Use smartctl -X to abort test.


# smartctl -l selftest /dev/sda
smartctl 6.0 2012-10-10 r3643 [i686-linux-3.7.3-101.fc17.i686] (local build)
Copyright (C) 2002-12, Bruce Allen, Christian Franke, www.smartmontools.org

=== START OF READ SMART DATA SECTION ===
SMART Self-test log structure revision number 1
Num  Test_Description    Status                  Remaining  LifeTime(hours)  LBA_of_first_error
# 1  Extended offline    Completed: unknown failure    90%      5419        0
# 2  Extended offline    Completed: unknown failure    90%      5419        0
# 3  Extended offline    Completed: unknown failure    90%      5419        0
# 4  Extended offline    Completed: unknown failure    90%      5419        0
# 5  Extended offline    Completed: unknown failure    90%      5244        0

The instructions in the above linked post say to run a test, check the LBA it failed at, then use 'dd' to overwrite the sector, repeating as necessary until the sectors are cleared, however I feel I shouldn't do that as it means I'll break my HDD completely...
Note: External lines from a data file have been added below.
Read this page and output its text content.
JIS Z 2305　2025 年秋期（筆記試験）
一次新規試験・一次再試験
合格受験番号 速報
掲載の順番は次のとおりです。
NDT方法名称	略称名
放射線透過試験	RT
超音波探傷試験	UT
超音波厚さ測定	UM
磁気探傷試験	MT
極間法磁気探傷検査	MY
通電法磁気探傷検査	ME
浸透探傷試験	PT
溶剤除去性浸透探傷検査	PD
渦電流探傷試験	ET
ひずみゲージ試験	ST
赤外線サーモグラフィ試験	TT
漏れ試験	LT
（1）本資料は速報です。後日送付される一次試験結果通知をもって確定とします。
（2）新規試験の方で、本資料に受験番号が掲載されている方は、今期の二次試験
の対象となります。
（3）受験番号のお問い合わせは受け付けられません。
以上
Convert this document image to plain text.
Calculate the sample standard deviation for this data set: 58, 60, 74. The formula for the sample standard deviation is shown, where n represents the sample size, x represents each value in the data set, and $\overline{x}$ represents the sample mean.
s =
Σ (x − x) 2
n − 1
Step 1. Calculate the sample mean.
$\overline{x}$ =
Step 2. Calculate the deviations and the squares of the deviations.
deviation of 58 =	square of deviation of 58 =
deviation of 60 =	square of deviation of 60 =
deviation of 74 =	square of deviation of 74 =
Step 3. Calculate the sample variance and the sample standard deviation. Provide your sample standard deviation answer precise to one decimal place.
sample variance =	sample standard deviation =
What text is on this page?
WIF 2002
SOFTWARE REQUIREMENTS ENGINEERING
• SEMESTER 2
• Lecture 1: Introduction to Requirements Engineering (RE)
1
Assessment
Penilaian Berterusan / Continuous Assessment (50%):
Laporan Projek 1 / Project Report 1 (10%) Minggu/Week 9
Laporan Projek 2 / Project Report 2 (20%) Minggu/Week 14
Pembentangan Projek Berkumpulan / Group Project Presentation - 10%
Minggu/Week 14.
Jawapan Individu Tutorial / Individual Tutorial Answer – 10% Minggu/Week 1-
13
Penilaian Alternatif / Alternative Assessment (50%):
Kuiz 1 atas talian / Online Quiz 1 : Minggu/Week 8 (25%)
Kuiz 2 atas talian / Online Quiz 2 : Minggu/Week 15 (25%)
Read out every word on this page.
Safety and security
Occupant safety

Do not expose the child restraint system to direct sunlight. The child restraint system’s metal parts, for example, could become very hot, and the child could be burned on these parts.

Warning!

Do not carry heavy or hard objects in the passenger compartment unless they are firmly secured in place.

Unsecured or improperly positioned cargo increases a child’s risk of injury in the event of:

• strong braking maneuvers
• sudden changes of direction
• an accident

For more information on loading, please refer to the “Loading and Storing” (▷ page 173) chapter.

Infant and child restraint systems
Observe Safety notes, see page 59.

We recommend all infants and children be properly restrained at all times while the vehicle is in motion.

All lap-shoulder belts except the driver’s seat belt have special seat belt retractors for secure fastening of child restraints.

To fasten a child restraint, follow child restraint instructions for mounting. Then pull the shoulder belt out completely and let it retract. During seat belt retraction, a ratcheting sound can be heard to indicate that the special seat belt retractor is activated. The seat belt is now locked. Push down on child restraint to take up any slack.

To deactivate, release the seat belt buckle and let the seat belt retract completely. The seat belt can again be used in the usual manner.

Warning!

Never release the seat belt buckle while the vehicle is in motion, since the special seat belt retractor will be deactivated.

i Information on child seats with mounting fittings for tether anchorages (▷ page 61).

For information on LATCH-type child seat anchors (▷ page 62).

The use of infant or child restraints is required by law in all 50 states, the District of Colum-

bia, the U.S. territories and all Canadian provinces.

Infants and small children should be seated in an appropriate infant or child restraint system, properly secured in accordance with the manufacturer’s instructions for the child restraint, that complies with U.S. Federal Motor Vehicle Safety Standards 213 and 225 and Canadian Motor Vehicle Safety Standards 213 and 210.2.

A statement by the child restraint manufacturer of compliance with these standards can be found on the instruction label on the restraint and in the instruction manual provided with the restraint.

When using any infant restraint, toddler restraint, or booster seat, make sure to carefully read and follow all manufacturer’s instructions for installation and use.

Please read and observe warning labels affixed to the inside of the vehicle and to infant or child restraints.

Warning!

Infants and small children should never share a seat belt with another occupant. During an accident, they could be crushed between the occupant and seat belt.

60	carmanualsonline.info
Any suggestions or insights?

Cheers.

BoraxMan 01-31-2013 03:53 AM

I had a hard drive that was report errors, and used this program to fix it.

http://hddguru.com/software/HDD-LLF-...l-Format-Tool/

It is a low level formatter, and it is a windows program. It's not strictly low level, but works at a level lower than 'dd' does. It seemed to fix the errors, as they were 'logical' bad sectors instead of 'physical' bad sectors.

This will erase data though, and your partition tables and MBR.


The suggestion of rewriting a sector again and again won't kill your drive, unless there is mechanical issue. If its your MBR that is bad, then you will lose your MBR, and your ability to boot from the drive.

TobiSGD 01-31-2013 07:49 AM

There is no such thing as a logical bad sector. A bad sector is always physical. What this program does is initiating a low-level format of the device, which will automatically mark bad sectors as unusable in the disks firmware. This is nothing more than a workaround and in no way fixes the drive.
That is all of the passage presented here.